Militär feiert sich mit Tötungsorgie

Allein über 100 Menschen kamen in Myanmar Sonnabend am »Tag der Streitkräfte« ums Leben

  • Thomas Berger
  • Lesedauer: 4 Min.

Traditionell ist der 27. März in dem südostasiatischen Land der Tag der Streitkräfte, an dem sich die mächtige Armee (Tatmadaw) selbst feiert. Erinnert wird an den Beginn des bewaffneten Aufstandes der Befreiungsarmee gegen die japanische Besatzung des damaligen Burma im Frühjahr 1945, und auch diesmal gehörte eine größere Militärparade zum Pflichtprogramm des Tages. In seiner Rede verteidigte Armeechef General Min Aung Hlaing noch einmal unter Verweis auf »Wahlfälschung« und »Korruption« den Putsch vor acht Wochen, mit dem die gerade im November mit großer Mehrheit wiedergewählte De-facto-Regierungschefin Aung San Suu Kyi und ihre Nationale Liga für Demokratie entmachtet worden waren. Suu Kyi, deren Vater General Aung San dereinst als Nationalheld den Kampf um die Unabhängigkeit gegen Briten und Japaner anführte, ist seither in Haft. Der neue Machthaber stellte in seiner Ansprache zwar Neuwahlen in Aussicht, ohne aber ein Datum zu nennen. Und er sprach von »terroristischen Bedrohungen«, gegen die sich die Armee wehren müsse.

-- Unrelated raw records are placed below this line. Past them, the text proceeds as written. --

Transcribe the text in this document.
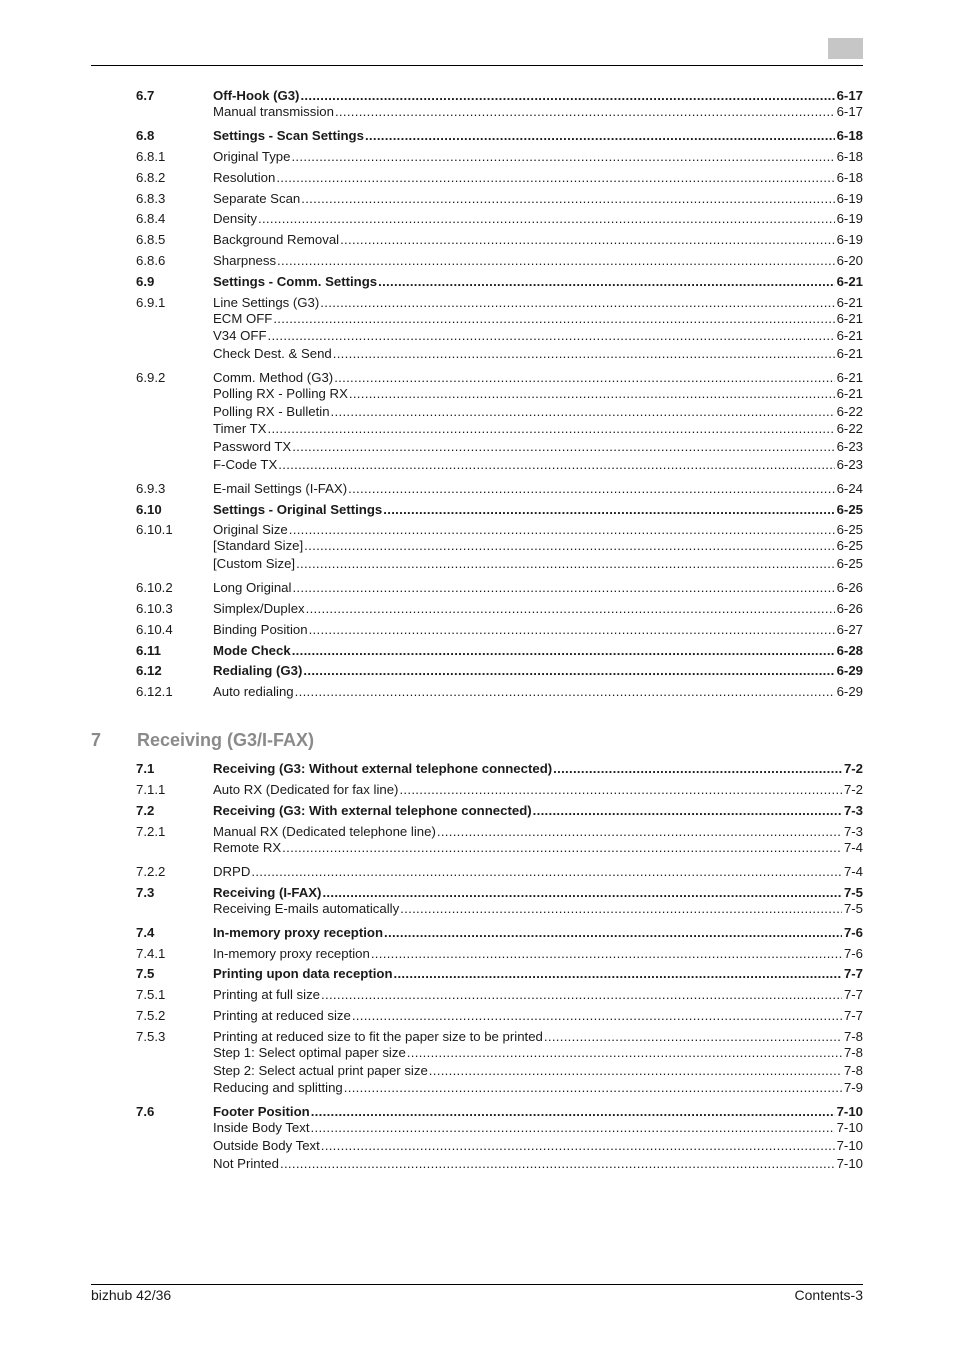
6.7	Off-Hook (G3) .....	6-17
Manual transmission .....	6-17
6.8	Settings - Scan Settings .....	6-18
6.8.1	Original Type .....	6-18
6.8.2	Resolution .....	6-18
6.8.3	Separate Scan .....	6-19
6.8.4	Density .....	6-19
6.8.5	Background Removal .....	6-19
6.8.6	Sharpness .....	6-20
6.9	Settings - Comm. Settings .....	6-21
6.9.1	Line Settings (G3) .....	6-21
ECM OFF .....	6-21
V34 OFF .....	6-21
Check Dest. & Send .....	6-21
6.9.2	Comm. Method (G3) .....	6-21
Polling RX - Polling RX .....	6-21
Polling RX - Bulletin .....	6-22
Timer TX .....	6-22
Password TX .....	6-23
F-Code TX .....	6-23
6.9.3	E-mail Settings (I-FAX) .....	6-24
6.10	Settings - Original Settings .....	6-25
6.10.1	Original Size .....	6-25
[Standard Size] .....	6-25
[Custom Size] .....	6-25
6.10.2	Long Original .....	6-26
6.10.3	Simplex/Duplex .....	6-26
6.10.4	Binding Position .....	6-27
6.11	Mode Check .....	6-28
6.12	Redialing (G3) .....	6-29
6.12.1	Auto redialing .....	6-29
7.1	Receiving (G3: Without external telephone connected) .....	7-2
7.1.1	Auto RX (Dedicated for fax line) .....	7-2
7.2	Receiving (G3: With external telephone connected) .....	7-3
7.2.1	Manual RX (Dedicated telephone line) .....	7-3
Remote RX .....	7-4
7.2.2	DRPD .....	7-4
7.3	Receiving (I-FAX) .....	7-5
Receiving E-mails automatically .....	7-5
7.4	In-memory proxy reception .....	7-6
7.4.1	In-memory proxy reception .....	7-6
7.5	Printing upon data reception .....	7-7
7.5.1	Printing at full size .....	7-7
7.5.2	Printing at reduced size .....	7-7
7.5.3	Printing at reduced size to fit the paper size to be printed .....	7-8
Step 1: Select optimal paper size .....	7-8
Step 2: Select actual print paper size .....	7-8
Reducing and splitting .....	7-9
7.6	Footer Position .....	7-10
Inside Body Text .....	7-10
Outside Body Text .....	7-10
Not Printed .....	7-10
7 Receiving (G3/I-FAX)
bizhub 42/36	Contents-3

Gemeint ist damit die friedliche Widerstandsbewegung gegen den Putsch: Studierende sowie Mediziner*innen und Pflegekräfte waren die ersten, inzwischen stehen Lehrkräfte, kleine Ladeninhaber*innen, Tagelöhner*innen, Taxifahrer*innen und viele andere in trauter Eintracht gegen ein neues Militärregime, dessen Brutalität in der versuchten Niederschlagung der Proteste immer deutlicher zutage tritt. Schon im staatlichen Rundfunk und Fernsehen gab es am Freitag kaum verhohlene Drohungen, dass der folgende Feiertag besonders viel Gewalt seitens der Sicherheitskräfte sehen könnte: Demonstranten würden Gefahr laufen, »in den Kopf und in den Rücken« geschossen zu werden, hieß es. Dass dies keine leeren Worte waren, erwies sich am Sonnabend: Das führende Nachrichtenportal »The Irrawaddy« hatte bis zum Abend mindestens 102 Tote gezählt. »Myanmar Now«, eine andere noch existierende unabhängige Stimme des Journalismus, kam auf mindestens 114 Opfer.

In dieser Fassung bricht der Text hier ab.